Между светлыми кубами домов мелькнула вдали черная качалка нефтяного насоса, уже не кланяющаяся, как в прежние времена, замершая навечно и тоже брошенная без призора. Сразу после войны здесь, в пригороде, нашли нефть и, быстренько выкорчевав виноградники, понабурили скважин, понаставили железных вышек, качалок, приготовились к капитальной добыче, а нефть пропала, и оказалось, что зря перевели виноградники, подняли людей с насиженных мест, здешний колхоз отправили на новое место — далеко в безводную степь, а эти плодородные земли превратили в полупустыню. Ах, какая красота, говорят, была здесь когда-то, какие отборные виноградники до самого моря!

Впереди них по широкой асфальтированной улице прошел, светя окнами, троллейбус, — верно, последний, время-то уже позднее. Пуск троллейбусной линии — целая эпопея в жизни города, и Георгий принимал в этом деле немалое участие. Троллейбусом они бы добрались в десять минут, но он им заказан — мало ли на кого можно нарваться в общественном транспорте?

Когда-то, давным-давно, на месте этой улицы тянулись персидские караван-сараи с высокими глиняными дувалами, с воротами, окованными железом, украшенными гербом, — кажется, там был изображен лев с мечом в лапе, золотой лев на красном поле. Какие-то саманные развалюшки остались с тех незапамятных времен и на долю детства Георгия — он жил тут неподалеку, в так называемых домах нефтяников, мама до сих пор там живет.

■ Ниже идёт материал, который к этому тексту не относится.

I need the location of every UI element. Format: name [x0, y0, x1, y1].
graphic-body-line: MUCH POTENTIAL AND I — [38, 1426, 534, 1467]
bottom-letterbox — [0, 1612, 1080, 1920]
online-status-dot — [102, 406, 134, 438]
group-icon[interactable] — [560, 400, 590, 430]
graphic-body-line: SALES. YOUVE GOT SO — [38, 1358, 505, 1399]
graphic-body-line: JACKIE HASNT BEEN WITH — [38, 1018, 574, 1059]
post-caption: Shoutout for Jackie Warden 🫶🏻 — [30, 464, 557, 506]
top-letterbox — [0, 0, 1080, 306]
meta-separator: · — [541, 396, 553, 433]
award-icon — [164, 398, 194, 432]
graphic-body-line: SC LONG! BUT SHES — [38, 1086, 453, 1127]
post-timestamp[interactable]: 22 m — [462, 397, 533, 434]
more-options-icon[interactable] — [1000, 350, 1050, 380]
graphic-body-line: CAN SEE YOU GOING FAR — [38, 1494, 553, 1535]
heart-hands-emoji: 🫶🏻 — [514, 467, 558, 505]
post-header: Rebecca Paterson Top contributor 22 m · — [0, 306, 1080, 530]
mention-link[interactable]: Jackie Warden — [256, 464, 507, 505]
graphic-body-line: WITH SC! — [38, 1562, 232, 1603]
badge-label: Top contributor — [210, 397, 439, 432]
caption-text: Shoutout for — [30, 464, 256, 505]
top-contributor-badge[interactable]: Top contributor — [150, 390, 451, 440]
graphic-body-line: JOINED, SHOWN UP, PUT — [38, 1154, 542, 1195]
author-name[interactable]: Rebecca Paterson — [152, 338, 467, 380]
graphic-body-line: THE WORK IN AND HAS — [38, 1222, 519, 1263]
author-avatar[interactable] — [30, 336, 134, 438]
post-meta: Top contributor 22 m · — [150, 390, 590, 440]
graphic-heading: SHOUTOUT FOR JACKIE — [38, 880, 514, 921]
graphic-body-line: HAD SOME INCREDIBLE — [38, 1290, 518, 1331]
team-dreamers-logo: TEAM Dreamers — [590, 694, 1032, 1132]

Да, много чего было в здешних местах любопытного и даже исторического: богатый ремесленный город, где вырабатывали знаменитые шерстяные ткани и ковры, базары, куда съезжались купцы из дальних стран, где продавали в том числе и живой товар — рабов. Но ни от тех далеких, ни от других, более близких времен теперь не осталось нигде даже самой крохотной памятки. Все стерли с лица земли. Названия старых мест и местечек переиначили, и поскольку не хватило новейших имен на все улицы и переулки, то некоторые из них нарекли просто — «Тупик № 1», «Тупик № 2», «Тупик № 3» и т. п. Видно, простота эта пришлась по душе в канцеляриях, и тогда номерами стали обозначать целые поселки или, как сейчас принято говорить, микрорайоны: Четвертый поселок, Пятый… Раньше город был разбит на три района, потом его разбили на два, потом он жил некоторое время «без разбивки», а не так давно его снова разбили надвое. Все бы хорошо, да в административной горячке никто не заметил, что вдруг оказалось в городе три улицы имени Розы Люксембург, две — Клары Цеткин, две — Карла Либкнехта. Верно, называтели были настоящие джигиты-интернационалисты, но так и осталось загадкой, почему они отдали предпочтение создателям «Союза Спартака» перед всеми другими деятелями не только германского, но и всего международного рабочего движения. Взбунтовалась по этому поводу городская почта. Переименование четырех улиц и стало тем первым делом, которое пришлось взять на себя Георгию, когда он вступил в должность. Самую лучшую из них он назвал именем Лермонтова.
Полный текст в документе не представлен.